Il clima di rinnovata violenza allo Jazzolino, dopo le recenti aggressioni, genera preoccupazione e amarezza nel personale

Una storia che si ripete, in maniera implacabile. Ma nel tempo la violenza esercitata all’interno dell’ospedale Jazzolino contro medici e operatori anziché far porre serie riflessioni a chi di competenza viene fatta crescere, senza colpo ferire, nel brodo di coltura dell’arroganza. E così la spirale stringe sempre di più i suoi anelli attorno alla struttura ospedaliera rischiando di annientare il lavoro di quanti, tra mille difficoltà e sacrifici, continuano a far andare avanti l’unica macchina capace, nel bene e nel male, di dare ancora risposte alle istanze di assistenza del territorio.

E mentre sono stati identificati e deferiti gli autori dell’assalto al dottore di Malattie infettive, Maurizio Guastalegname (prognosi 7 giorni) e a un’operatrice sanitaria (5 giorni) nei confronti dei quali i carabinieri procedono d’ufficio – visto che a essere colpiti sono stati due pubblici ufficiali – per lesioni personali aggravate, le recenti aggressioni a medici e operatori ripropongono per l’ennesima volta il problema in tutta la sua gravità.

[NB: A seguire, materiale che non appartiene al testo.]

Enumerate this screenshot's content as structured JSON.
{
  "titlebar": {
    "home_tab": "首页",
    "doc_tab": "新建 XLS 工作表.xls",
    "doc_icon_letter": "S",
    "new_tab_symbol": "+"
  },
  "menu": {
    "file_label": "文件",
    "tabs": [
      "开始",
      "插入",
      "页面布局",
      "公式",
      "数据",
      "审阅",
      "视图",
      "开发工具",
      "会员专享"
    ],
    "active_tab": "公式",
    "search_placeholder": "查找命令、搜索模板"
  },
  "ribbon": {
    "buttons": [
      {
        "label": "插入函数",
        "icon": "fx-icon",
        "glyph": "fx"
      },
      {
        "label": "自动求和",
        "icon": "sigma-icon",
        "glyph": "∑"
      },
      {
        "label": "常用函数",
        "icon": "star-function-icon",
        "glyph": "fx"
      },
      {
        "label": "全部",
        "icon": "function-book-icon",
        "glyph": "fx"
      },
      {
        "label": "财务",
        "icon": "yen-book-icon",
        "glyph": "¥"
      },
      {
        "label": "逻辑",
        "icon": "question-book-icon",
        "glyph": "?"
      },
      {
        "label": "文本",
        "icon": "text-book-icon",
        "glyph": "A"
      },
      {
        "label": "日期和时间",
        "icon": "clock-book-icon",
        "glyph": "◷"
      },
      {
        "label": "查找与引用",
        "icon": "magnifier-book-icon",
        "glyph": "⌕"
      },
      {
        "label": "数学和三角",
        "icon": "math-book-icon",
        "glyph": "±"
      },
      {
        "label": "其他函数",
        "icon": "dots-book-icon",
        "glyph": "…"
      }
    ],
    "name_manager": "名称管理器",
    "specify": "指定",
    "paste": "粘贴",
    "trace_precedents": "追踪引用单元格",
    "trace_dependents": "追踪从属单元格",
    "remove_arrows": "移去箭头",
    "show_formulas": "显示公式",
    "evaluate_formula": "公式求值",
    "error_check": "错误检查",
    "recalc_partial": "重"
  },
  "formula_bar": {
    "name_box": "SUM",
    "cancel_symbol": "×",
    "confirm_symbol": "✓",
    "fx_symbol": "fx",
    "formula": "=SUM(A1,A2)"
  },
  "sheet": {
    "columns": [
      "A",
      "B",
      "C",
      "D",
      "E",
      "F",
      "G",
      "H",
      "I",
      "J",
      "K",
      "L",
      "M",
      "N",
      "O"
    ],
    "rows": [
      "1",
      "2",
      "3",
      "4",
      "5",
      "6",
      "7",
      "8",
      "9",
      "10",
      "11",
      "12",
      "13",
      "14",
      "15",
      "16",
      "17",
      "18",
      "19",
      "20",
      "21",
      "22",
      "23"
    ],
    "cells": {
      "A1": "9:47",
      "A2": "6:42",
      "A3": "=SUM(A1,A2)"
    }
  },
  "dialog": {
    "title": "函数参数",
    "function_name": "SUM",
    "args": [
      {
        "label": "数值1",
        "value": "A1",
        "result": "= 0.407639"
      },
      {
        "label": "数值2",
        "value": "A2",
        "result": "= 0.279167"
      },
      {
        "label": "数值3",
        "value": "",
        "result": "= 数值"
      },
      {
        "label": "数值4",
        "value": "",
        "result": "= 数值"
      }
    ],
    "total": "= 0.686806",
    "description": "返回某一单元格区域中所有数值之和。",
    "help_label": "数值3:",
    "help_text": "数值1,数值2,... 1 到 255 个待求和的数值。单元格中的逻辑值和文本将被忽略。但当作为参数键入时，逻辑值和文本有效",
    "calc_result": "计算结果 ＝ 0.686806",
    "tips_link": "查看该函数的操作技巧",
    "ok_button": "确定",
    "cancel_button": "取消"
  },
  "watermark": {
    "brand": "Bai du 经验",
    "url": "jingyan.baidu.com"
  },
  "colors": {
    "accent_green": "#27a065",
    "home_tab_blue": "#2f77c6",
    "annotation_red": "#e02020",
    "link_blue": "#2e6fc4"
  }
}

Ma ancora una volta il personale che opera all’interno della struttura rischia di rimanere da solo perché – il passato lo insegna – spesso le battaglie che hanno riguardato il nosocomio si sono risolte in un “armiamoci e partite”.

Ieri mattina per l’ennesima volta medici, infermieri e tecnici si sono, loro malgrado, ritrovati spontaneamente davanti al Pronto soccorso per lanciare un ultimo appello preoccupati, in particolar modo, della reazione di alcune persone che sui social, dopo le aggressioni, incitano ancora alla violenza. «Questo non possiamo tollerarlo – sottolineano medici e infermieri – così non si può andare avanti, manca la serenità per farlo. Intervenga il Prefetto». E il dott. Giuseppe Greco aggiunge: «La situazione è grave e demoralizzante anche e soprattutto in considerazione del fatto che, molto spesso, vengono sacrificati sull’altare della violenza quei pochi medici che si sono preoccupati di mandare avanti un reparto non guardando a turni o quant’altro».